Berlin im aufregenden Jahr 1925. Die Sass-Brüder, ehemals Kleinkriminelle, die sich ganz nach oben gearbeitet haben, planen den nächsten Coup. Mit einem chinesischen Partner wollen sie Opium in die Hauptstadt bringen. Ihre Rechnung scheint aufzugehen. Der Stoff wird ihnen förmlich aus den Händen gerissen, doch immer wieder werden Überfälle auf ihre Transporte verübt. Offenbar sind auch andere Kreise an den Drogen interessiert. Und dann taucht auch noch ein zwielichtiger Politiker auf, der von Franz Sass Informationen will und auch vor Erpressung nicht zurückschreckt. Seine Name: Joseph Goebbels ... 

Ein Roman über die berühmteste Verbrecherbande Berlins - und zugleich ein packendes Bild über Deutschland in den zwanziger Jahren. 



Michael Jensen wurde im Norden Schleswig-Holsteins geboren. Im Hauptberuf ist er als Arzt tätig und interessierte sich früh für jüngere deutsche Geschichte und deren Folgen für die Nachkriegsgeneration. Für sein literarisches Schreiben hat er ein Pseudonym gewählt. Er lebt mit seiner Familie in Hamburg und im Kreis Schleswig-Holstein. Bisher sind zwei Romane über die Sass-Brüder erschienen: »Blutgold« und »Blutige Stille«. Im Aufbau Taschenbuch sind außerdem seine Kriminalromane »Totenland«, »Totenwelt« und »Totenreich« lieferbar. Mehr zum Autor unter www.autor-jensen.de.

Prolog


Shanghai, August 1923

Suchowljanski war beeindruckt. Das Leben hatte ihn gelehrt, dass Brutalität und Grausamkeit ewige Konstanten des Daseins waren, die überall auf dieser Welt in die Gleichungen zwischenmenschlicher Beziehungen einflossen. Und hier in der Hafenstadt am Delta des Jangtse erhielt der junge Mann eine weitere Lektion. Man konnte einem unvermeidlichen Schicksal jammernd und wimmernd entgegentreten. Oder aber mit letzter Würde und stolzem, wenn auch sinnlosem Trotz.

Der Chinese, der vor ihm auf einem Stuhl saß, starb langsam.
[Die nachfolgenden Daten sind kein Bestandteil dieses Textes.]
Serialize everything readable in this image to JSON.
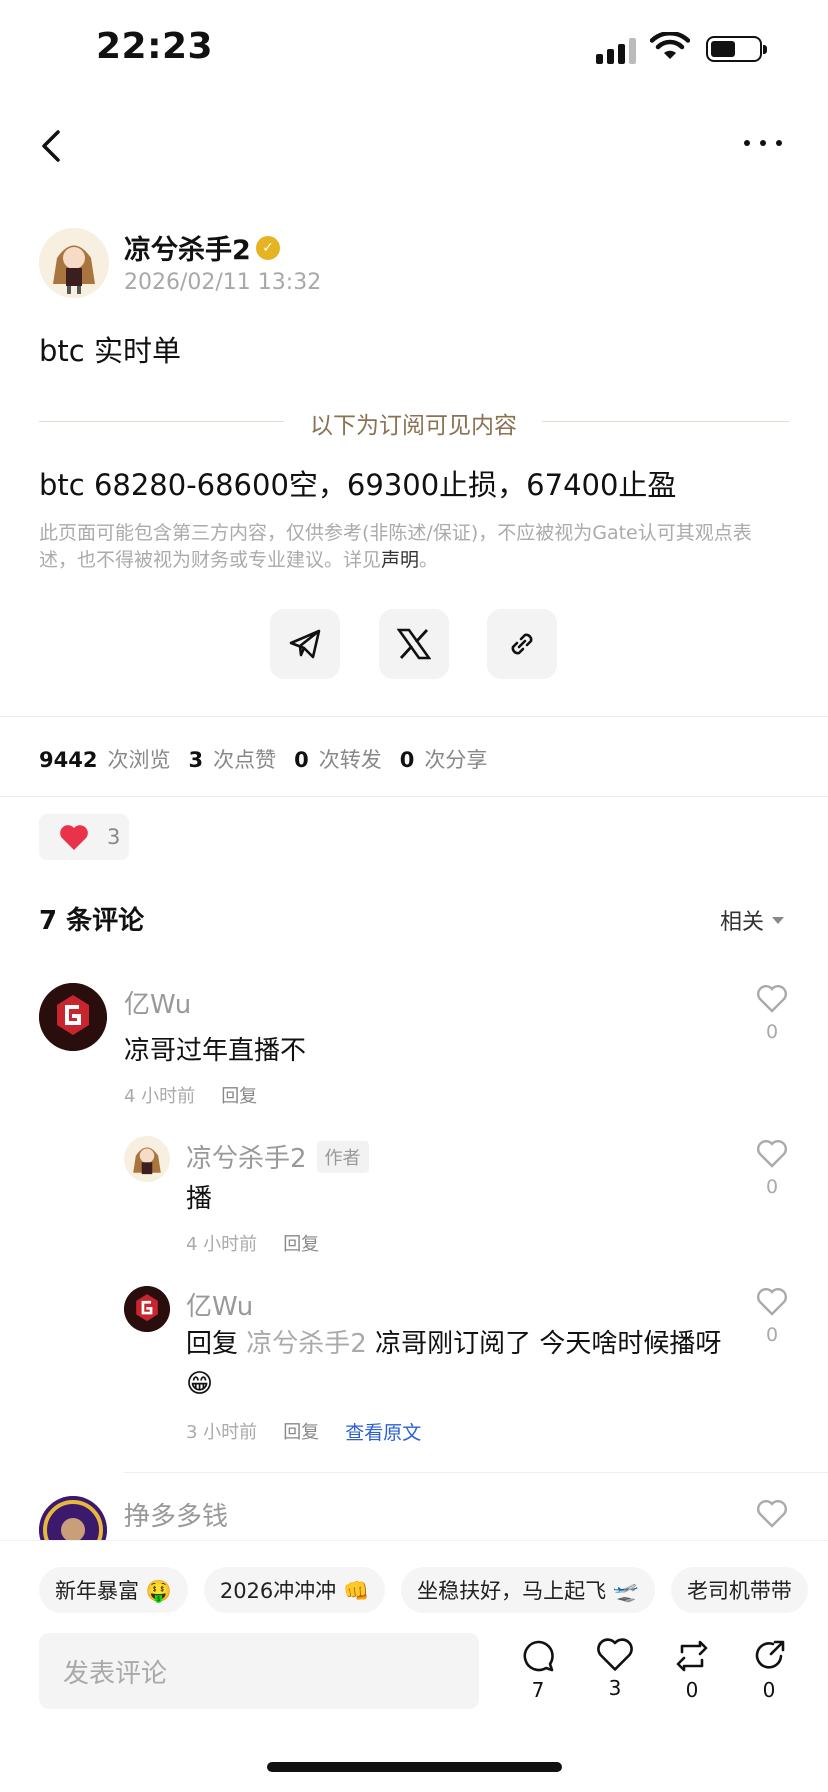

Tief in seinen Augen war zwar die Qual zu erkennen, die er in dieser langen, letzten Minute seines Lebens durchlitt. Die Äderchen der Bindehaut füllten sich wie Krampfadern, schwollen zu kleinen Strängen, einige platzten. Die Pupillen verengten sich. Aber kein Laut kam über die Lippen des Mannes. Er wehrte sich nicht, dabei war er nicht einmal gefesselt. Lediglich sein Brustkorb verkrampfte sich in dem reflexhaften Versuch, doch noch Luft in die Lungen zu saugen.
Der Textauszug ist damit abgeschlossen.